Unlike Game of Thrones, where treachery against family members is the norm, Wiffen has a tight bond with his own siblings, with much of it stemming from a shared love of swimming.

Wiffen’s older brother is now a swimming coach, while his twin brother is also an elite-level swimmer who lives, studies and trains with him at England’s Loughborough University.

“I don’t really have much of a rivalry with my older brother - he quit just before I was going to beat him,” said Wiffen with a hint of playful mischief in his eyes. “But me and my twin Nathan have a big rivalry because we train together and he’s doing the same events as me, he used to do backstroke and now he does distance freestyle.”

Wiffen’s rise in the world of swimming has indeed been a dramatic one.

In 2021 he made the Irish team for Tokyo 2020. It was an achievement that he fully expected to happen, even though many people, even within Team Ireland, were unaware of the levels he was capable of at the time.

“I was in the best shape of my life and knew it would probably take a lot for me to not make the team,” he explained. “But I knew this in my head but I didn’t want to tell anyone in Ireland…

“I came to Ireland three days before the meet and asked my coach who he thought was going to make the Olympic team, and he didn’t even mention me!”

To the surprise of everyone present other than himself, Wiffen set the qualifying standard in the heats of the very first race he was involved in to become the first swimmer from Ireland to qualify for Tokyo 2020.

If people weren’t aware of his potential before that day, they certainly were now.

A historic year topped by a podium

The Olympics in Tokyo were a breakout moment for the rising star of Irish swimming.
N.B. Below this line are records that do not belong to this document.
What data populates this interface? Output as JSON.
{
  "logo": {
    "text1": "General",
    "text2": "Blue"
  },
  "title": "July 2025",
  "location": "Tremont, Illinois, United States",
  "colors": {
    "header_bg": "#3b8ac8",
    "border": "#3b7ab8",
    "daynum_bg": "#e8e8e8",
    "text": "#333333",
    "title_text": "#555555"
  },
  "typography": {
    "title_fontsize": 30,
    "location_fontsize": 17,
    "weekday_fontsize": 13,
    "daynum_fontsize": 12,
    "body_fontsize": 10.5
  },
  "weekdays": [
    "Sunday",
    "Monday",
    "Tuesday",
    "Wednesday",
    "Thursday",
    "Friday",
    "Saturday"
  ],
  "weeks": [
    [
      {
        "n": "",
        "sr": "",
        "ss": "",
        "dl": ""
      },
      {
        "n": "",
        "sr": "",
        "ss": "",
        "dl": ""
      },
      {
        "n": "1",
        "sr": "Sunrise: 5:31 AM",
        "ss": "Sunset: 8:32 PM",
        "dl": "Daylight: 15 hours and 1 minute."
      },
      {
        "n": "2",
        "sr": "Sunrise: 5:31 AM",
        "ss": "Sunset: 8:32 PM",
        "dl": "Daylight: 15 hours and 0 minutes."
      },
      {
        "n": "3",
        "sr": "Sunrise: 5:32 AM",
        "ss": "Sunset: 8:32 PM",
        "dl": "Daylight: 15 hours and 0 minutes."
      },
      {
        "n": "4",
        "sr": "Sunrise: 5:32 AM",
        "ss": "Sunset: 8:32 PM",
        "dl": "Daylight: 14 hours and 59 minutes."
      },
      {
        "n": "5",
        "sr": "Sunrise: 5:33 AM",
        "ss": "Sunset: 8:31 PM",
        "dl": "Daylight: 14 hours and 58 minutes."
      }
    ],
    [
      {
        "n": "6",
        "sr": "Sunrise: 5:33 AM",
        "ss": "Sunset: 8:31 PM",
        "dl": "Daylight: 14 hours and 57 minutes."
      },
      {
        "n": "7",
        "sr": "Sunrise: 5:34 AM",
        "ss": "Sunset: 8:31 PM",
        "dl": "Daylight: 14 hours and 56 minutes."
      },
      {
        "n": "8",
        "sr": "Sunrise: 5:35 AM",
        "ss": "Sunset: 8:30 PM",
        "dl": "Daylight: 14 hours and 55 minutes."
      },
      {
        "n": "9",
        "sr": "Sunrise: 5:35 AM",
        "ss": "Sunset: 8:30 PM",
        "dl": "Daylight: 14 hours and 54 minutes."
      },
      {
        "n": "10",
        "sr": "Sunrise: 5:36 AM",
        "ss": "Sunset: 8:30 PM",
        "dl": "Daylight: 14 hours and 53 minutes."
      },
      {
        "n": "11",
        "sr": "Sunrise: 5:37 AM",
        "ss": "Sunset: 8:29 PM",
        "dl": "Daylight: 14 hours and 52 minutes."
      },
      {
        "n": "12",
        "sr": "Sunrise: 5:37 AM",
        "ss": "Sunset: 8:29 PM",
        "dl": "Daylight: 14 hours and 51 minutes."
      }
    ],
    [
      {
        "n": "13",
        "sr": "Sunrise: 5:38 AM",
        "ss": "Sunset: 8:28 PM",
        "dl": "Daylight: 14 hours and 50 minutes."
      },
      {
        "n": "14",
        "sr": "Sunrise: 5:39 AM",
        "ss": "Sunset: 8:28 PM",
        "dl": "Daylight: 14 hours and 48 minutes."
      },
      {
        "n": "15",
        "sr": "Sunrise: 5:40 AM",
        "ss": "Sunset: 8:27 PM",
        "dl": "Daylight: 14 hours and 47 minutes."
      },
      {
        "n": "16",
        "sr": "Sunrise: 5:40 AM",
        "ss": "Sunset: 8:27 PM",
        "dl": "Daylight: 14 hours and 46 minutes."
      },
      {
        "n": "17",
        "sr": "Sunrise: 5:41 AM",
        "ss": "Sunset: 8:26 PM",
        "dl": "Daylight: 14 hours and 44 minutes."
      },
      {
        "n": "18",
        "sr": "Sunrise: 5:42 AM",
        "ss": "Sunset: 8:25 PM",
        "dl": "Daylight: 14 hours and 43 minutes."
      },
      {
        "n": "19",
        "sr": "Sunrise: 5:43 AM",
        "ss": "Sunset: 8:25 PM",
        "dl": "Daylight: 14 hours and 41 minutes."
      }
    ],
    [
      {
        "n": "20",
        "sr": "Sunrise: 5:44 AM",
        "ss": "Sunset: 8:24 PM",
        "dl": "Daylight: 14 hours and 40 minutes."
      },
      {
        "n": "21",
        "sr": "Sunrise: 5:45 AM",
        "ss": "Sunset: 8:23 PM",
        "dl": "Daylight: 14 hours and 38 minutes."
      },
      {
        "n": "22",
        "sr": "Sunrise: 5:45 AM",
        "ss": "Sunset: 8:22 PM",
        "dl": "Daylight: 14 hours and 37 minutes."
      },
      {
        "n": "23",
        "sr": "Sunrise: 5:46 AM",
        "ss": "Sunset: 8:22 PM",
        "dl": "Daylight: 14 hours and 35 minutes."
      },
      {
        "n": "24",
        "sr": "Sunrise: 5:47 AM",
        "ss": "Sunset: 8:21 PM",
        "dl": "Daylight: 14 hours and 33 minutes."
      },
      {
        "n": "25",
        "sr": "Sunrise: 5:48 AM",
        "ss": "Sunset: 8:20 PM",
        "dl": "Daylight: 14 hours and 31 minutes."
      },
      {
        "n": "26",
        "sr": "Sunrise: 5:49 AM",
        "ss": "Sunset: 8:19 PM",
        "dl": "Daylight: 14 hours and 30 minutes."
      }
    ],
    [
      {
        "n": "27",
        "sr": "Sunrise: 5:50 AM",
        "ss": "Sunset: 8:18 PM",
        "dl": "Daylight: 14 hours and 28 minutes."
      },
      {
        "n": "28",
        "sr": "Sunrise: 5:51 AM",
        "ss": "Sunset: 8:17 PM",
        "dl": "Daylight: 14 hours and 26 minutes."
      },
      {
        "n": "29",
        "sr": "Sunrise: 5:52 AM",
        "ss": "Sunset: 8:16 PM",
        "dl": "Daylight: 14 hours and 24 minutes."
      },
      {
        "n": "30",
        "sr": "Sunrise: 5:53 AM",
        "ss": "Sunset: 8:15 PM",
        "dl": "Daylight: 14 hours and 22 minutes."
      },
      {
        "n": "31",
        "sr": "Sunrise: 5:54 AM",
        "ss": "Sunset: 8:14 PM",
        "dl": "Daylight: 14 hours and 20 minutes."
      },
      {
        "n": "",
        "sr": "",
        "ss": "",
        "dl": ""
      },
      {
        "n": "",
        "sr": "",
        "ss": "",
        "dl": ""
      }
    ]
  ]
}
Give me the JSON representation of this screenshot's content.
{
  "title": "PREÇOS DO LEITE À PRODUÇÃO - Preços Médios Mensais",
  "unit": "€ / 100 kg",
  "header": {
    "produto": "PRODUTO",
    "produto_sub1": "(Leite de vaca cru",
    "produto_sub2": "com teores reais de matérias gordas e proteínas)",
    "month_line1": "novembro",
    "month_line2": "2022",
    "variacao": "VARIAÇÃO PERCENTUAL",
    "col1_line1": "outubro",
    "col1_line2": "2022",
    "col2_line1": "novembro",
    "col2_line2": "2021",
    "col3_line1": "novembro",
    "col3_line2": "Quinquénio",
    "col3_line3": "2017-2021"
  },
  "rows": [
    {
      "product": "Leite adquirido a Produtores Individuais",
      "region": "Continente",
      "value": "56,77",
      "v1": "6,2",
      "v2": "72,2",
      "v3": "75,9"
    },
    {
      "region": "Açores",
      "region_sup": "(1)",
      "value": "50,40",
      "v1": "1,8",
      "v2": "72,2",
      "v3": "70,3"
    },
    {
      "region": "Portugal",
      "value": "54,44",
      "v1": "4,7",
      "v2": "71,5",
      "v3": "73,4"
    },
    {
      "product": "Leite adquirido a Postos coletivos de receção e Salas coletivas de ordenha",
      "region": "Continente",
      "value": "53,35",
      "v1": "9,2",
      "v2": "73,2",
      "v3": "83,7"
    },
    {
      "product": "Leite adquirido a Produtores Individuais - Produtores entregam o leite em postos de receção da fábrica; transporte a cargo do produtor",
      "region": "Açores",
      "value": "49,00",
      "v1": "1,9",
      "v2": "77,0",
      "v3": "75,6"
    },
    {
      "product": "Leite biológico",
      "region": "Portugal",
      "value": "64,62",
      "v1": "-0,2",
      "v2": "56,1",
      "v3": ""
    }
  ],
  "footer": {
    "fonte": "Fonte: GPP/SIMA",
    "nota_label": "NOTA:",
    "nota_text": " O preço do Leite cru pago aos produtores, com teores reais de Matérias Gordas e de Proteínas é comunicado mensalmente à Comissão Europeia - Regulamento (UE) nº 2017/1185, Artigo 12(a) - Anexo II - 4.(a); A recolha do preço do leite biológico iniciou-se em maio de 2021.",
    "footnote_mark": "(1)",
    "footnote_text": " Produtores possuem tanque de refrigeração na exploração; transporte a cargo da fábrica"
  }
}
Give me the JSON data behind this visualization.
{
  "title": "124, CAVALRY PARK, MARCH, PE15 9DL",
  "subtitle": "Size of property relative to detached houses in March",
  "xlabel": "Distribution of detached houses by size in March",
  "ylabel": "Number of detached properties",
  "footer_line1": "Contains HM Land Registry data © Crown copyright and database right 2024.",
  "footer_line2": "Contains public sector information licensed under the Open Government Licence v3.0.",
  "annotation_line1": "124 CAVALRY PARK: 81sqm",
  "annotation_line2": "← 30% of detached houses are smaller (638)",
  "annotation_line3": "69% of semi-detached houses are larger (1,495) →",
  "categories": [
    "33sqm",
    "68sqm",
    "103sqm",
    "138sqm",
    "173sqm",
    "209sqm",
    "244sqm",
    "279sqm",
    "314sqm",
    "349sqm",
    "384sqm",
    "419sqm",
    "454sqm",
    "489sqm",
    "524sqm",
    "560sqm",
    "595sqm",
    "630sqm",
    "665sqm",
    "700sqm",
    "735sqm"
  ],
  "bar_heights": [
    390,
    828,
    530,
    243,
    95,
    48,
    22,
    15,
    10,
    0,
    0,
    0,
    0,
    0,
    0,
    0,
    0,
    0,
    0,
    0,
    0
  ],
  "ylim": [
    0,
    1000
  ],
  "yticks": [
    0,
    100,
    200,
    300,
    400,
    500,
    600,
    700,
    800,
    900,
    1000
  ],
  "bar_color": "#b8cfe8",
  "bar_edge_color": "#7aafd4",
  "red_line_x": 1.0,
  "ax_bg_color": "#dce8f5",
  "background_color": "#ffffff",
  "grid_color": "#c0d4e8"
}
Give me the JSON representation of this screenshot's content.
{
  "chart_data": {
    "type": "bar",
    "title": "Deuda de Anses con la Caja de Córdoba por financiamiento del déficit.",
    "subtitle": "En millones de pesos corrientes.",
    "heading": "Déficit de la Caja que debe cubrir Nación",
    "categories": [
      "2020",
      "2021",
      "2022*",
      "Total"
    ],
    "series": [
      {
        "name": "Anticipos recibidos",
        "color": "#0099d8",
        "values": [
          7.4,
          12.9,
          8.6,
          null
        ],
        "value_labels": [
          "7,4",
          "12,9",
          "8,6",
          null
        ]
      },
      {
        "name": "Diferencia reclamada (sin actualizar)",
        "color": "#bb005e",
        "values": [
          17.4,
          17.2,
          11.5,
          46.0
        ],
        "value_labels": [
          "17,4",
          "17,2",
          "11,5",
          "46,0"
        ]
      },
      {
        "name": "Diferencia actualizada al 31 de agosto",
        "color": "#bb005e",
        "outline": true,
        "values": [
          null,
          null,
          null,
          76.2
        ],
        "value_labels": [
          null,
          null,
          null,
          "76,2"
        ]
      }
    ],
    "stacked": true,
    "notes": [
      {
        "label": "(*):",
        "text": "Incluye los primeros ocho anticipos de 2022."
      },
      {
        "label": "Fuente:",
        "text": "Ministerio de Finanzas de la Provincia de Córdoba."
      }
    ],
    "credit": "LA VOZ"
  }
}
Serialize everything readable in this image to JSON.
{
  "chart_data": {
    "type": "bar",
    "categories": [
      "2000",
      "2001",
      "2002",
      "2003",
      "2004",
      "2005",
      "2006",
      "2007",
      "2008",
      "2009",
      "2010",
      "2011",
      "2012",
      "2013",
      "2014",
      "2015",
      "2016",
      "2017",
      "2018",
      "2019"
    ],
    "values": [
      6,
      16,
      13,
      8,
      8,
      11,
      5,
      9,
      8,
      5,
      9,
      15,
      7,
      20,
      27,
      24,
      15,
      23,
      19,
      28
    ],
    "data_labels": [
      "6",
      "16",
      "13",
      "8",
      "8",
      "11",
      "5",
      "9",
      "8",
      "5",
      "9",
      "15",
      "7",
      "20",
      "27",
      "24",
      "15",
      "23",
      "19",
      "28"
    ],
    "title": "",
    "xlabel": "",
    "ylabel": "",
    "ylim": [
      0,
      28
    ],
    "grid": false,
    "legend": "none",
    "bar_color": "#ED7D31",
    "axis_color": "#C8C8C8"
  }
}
Not only did he win his heat in the 800m, he also set a new personal best as he defied expectations at his first Olympic Games.

But that was just the beginning of a 12-month period that has seen him break multiple Irish records - he now holds eight - and claim a medal at one of the most prestigious international sports events of the year.

After reaching the final of the 800m at June's World Championships in Budapest, Wiffen headed to the Commonwealth Games in Birmingham where he began the meet by coming agonisingly close to the podium when he finished fourth - by a whisker - in the 400m freestyle.

But the best was yet to come. Wiffen stormed home in the 1500m in a new Irish record of 14:51.79 to take home a historic silver medal.

And the people most thrilled with Wiffen’s dramatic performance that day were his family who were watching from the crowd.

“My whole family, all my friends from Loughborough and coaches who taught me from when I was younger all came to watch this 1500 final, so they all got to watch it in person, which was pretty cool.

“I think they tried to interview my parents while I was racing and my parents were like, ‘you can’t interview us while he’s racing, we’re watching the race!’”

Outside of competition, Wiffen hasn’t given up his onscreen presence just yet. He still documents his and his brother’s training and competitions on his own personal vlogs on the Wiffen Twins YouTube channel.

Now almost 10 years after his supporting role on Game of Thrones, the Irish record holder and Commonwealth Games medallist is certainly centre stage with Paris 2024 less than two years away.

And while he has no plans - or time - to get back into acting with Olympic and World medals on his bucket list, there is one role that may tempt him back to the land of television.

“If something came up that I like, for instance, if I wanted to be in the new House of Dragons, if I got offered that I’d probably make some time to get into it.”

But for now, with his sporting star firmly on the rise, the question people should be asking is this: Where were you when you watched Daniel Wiffen?